While presenting its audit observations in front of the panel, the public accounts committee said,
“The Committee note that the Income Tax Act, 1961 does not prescribe any measurable parameters to assess the extent of charitable activities being undertaken by any hospital/Trust availing the benefit of exemptions under the Act, which gives rise to a possibility of assesses availing exemption without actually performing any charitable function.
The Committee observed that under section 41AA of the Bombay Public Trust Act, 1950 (BPT Act), the Bombay High Court in 2004 introduced a scheme of measurable charity under which all charitable Trust hospitals registered under the BPT Act, 1950, and having annual expenditure of more than ` 5 lakh were required to-
a) Reserve 10 per cent of the total number of operational beds for indigent patients and provide medical treatment to these indigent patients free of cost.
b) Reserve 10 per cent of the beds for the weaker section patients for treatment at concessional rate.
c) Earmark 2 per cent of total patient billing as Indigent Patient Fund (IPF) to be utilised on the treatment of indigent patients.”
It was further required that the Trust shall not ask for any deposit in case of admission of indigent patients.
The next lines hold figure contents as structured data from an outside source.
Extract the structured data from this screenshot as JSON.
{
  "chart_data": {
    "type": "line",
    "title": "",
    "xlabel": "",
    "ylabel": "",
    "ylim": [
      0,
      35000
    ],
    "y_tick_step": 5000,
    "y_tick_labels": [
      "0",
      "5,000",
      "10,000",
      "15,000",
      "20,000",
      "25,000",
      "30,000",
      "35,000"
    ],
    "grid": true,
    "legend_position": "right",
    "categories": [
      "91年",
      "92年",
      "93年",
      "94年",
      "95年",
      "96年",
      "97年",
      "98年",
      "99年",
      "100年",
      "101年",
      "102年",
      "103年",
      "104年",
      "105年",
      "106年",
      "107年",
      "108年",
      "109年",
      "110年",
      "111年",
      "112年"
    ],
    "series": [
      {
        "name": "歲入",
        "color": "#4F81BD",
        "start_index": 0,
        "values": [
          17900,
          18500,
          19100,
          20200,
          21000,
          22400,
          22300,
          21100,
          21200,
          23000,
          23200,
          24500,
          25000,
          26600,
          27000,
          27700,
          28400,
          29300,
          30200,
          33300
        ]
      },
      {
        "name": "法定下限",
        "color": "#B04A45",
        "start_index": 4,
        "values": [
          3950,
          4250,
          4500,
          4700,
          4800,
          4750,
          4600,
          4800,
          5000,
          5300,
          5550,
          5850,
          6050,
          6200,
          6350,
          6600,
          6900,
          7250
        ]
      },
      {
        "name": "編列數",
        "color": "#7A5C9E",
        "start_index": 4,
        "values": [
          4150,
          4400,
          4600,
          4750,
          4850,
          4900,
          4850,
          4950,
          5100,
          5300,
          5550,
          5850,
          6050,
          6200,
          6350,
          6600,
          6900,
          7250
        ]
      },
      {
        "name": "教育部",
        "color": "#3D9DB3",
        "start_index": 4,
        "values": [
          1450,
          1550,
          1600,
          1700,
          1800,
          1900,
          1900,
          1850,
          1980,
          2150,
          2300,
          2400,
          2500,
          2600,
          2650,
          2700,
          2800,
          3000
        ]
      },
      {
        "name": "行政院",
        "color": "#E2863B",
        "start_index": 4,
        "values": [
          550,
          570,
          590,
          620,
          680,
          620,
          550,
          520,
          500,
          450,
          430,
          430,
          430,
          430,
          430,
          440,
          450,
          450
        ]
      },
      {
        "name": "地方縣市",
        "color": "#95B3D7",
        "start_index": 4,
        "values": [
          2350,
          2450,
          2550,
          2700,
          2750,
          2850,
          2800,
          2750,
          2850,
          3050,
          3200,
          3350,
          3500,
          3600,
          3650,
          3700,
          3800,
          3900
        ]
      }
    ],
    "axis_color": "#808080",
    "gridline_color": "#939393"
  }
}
However,
The Committee further note that the conditions specified in the judgement were not fulfilled in some cases, however, exemptions were allowed to such trusts as the Income Tax Act does not identify non-compliance with the BPT Act as a ground to deny exemption,
“Prescribing a certain percentage of their services to be dedicated to the poor will not serve any purpose since ITD has to depend upon self-certification and there cannot be any mechanism to verify the same,” the Committee observed from the reply of the ITD.
“The Committee is dismayed to note that the Trusts that are not fulfilling the criteria for charity prescribed under governing Acts of the State are able to claim exemptions under the Income Tax Act.”
Considering that tax exemptions are the contribution of the Government towards the charitable cause and therefore, the charitable activities being undertaken by those seeking exemption need to be measured to justify the same, the committee stated,
“The Committee, therefore, desire that the exemption to the Trusts be only allowed on production of a certificate from a competent authority, as prescribed under the governing Act, as to the fulfilling of the requirements by that Trust. The Committee while opining that self certification is a facilitation step and cannot be an excuse for not implementing a new measure exhort the ITD to fix measurable parameters, on the lines of BPT Act, for charitable activities to justify the exemptions given to the Trusts/ Hospitals and install a robust mechanism for verifying the charitable activities carried out by any Trust/ Hospital.”